The pizzas – Amy had ordered two – were devoured. Harry raved that he couldn’t remember ever having pizza so good, and he alone consumed four pieces and would have had more if Zelda had not pushed the pizza box out of reach. Twenty minutes later, Harry was in the bathroom, sick.

“I’d better get him home,” said Zelda. “I’m sorry.”

With Tom in his Mustang as a chase car, Amy drove the big Ford to her parents’ house and helped her mother settle Harry in for the night. She rode back with Tom.

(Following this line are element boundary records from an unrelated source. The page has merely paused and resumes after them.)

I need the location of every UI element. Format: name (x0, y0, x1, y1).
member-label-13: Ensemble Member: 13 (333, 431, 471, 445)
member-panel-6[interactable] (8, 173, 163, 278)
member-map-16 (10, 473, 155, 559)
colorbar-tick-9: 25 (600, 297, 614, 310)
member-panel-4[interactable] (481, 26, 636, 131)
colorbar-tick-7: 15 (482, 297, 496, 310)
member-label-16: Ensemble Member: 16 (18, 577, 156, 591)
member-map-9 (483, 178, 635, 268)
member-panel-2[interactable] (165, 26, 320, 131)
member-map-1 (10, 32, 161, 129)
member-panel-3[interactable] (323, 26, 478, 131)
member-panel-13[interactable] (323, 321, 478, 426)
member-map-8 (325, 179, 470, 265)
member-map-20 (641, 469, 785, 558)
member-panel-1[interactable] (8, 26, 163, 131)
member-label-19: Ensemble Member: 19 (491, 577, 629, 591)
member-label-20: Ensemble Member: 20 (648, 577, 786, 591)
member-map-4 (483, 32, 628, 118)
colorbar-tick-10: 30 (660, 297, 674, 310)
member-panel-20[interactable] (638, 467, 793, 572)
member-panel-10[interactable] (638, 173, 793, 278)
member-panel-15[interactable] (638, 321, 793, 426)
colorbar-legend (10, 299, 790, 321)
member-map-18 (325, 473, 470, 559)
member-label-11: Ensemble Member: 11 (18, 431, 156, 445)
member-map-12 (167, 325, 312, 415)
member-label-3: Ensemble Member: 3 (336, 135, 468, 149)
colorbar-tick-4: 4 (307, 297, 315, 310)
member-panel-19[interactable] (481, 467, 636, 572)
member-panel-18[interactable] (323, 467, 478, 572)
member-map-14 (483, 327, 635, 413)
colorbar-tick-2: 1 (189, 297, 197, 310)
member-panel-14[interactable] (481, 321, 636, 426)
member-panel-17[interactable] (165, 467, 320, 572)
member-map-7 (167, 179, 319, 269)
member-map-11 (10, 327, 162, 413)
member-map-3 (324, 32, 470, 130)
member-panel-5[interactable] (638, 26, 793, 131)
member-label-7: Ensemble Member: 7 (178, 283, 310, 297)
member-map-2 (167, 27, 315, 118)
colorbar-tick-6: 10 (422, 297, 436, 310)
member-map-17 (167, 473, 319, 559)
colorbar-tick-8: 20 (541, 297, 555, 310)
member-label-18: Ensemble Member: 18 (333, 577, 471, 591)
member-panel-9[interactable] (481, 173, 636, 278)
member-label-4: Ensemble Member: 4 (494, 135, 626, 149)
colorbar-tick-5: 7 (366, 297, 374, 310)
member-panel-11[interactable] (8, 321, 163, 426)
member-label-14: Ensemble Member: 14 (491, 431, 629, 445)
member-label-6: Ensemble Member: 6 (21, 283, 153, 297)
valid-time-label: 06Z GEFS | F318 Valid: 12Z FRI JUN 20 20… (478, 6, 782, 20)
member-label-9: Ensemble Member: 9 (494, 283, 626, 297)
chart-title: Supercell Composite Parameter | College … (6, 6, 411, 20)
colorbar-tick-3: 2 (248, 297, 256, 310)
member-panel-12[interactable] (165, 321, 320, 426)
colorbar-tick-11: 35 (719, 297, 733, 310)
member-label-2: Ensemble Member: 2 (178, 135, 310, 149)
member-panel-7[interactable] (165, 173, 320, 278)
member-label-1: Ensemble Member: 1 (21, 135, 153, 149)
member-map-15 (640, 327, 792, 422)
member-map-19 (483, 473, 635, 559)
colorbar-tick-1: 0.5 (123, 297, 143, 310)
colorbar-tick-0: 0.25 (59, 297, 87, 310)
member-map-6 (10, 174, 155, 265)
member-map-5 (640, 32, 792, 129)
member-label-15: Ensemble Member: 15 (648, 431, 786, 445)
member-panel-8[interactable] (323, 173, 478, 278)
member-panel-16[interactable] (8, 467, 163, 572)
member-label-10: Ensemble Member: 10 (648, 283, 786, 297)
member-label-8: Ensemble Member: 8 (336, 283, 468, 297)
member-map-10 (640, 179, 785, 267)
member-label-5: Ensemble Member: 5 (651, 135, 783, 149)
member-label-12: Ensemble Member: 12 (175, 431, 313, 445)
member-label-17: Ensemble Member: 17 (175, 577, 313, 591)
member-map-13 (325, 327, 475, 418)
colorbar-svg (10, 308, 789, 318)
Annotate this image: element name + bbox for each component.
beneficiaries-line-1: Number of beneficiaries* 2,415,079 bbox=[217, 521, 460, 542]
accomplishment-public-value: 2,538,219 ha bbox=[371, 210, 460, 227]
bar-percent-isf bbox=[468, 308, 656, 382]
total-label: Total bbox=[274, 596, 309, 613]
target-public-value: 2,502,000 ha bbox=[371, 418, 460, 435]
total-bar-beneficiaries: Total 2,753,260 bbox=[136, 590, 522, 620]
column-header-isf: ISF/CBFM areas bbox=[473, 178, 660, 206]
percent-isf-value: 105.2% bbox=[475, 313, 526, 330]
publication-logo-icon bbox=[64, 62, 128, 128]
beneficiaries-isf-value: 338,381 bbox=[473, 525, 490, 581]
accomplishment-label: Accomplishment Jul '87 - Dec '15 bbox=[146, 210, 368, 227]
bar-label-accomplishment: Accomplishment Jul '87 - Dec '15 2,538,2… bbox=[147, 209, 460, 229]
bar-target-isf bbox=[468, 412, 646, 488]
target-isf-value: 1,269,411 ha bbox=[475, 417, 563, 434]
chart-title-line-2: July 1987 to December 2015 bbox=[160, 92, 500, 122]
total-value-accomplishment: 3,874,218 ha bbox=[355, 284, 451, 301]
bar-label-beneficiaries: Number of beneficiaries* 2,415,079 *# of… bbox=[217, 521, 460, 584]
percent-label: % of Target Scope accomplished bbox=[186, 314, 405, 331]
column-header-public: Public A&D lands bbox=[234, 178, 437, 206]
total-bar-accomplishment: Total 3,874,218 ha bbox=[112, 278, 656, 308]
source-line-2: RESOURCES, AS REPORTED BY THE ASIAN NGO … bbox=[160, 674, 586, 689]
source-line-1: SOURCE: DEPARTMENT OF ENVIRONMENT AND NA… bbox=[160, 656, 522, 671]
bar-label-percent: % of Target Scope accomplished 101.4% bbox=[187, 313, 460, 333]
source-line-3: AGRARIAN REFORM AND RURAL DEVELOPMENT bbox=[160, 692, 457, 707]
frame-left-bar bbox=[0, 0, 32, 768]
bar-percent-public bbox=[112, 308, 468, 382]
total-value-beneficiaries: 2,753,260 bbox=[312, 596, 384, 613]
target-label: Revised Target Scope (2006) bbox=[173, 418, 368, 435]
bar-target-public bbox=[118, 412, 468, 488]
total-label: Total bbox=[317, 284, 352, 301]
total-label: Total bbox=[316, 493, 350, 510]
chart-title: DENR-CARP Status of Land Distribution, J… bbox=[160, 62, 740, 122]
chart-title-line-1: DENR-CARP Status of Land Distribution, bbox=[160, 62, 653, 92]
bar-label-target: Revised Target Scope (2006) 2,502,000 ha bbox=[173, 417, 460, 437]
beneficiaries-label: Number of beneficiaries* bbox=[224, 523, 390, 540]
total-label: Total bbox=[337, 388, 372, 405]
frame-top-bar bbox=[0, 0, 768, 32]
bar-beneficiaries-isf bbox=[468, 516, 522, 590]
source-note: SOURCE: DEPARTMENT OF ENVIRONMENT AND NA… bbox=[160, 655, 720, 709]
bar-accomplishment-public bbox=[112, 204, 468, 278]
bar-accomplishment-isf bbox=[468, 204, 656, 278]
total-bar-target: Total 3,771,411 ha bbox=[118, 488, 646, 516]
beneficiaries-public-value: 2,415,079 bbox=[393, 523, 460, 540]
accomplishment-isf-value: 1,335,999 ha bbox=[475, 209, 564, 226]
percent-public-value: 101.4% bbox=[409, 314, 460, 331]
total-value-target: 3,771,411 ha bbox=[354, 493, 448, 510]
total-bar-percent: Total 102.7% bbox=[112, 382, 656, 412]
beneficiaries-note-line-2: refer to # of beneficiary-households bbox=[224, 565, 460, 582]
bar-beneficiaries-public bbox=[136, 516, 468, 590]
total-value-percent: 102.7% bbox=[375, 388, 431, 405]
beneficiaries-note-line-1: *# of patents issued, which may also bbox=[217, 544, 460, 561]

But that blew their plans for the evening, because now there was no one to stay with Amy’s kids.

“Aren’t they old enough to stay home by themselves?” asked Tom.

“I just don’t feel comfortable with that,” Amy told him. “How about watching a movie in the living room?”

“Fine,” he said without much enthusiasm.

She let him pick it, thinking that would pacify him. But halfway through, in the middle of the car chase with orange explosions on the screen lighting the room, Tom looked at her face and observed that Amy had drifted off – not to sleep, which had often been the case before, but to somewhere else, away from him. He pressed the pause button on the remote.

“What?” she asked, snapping back.

“Are you at work again?” he asked with disgust.

“Well … I just thinking about the dice game. I’m going to question Wayne about the constraint idea on Monday, and I was just thinking about the best way to do that.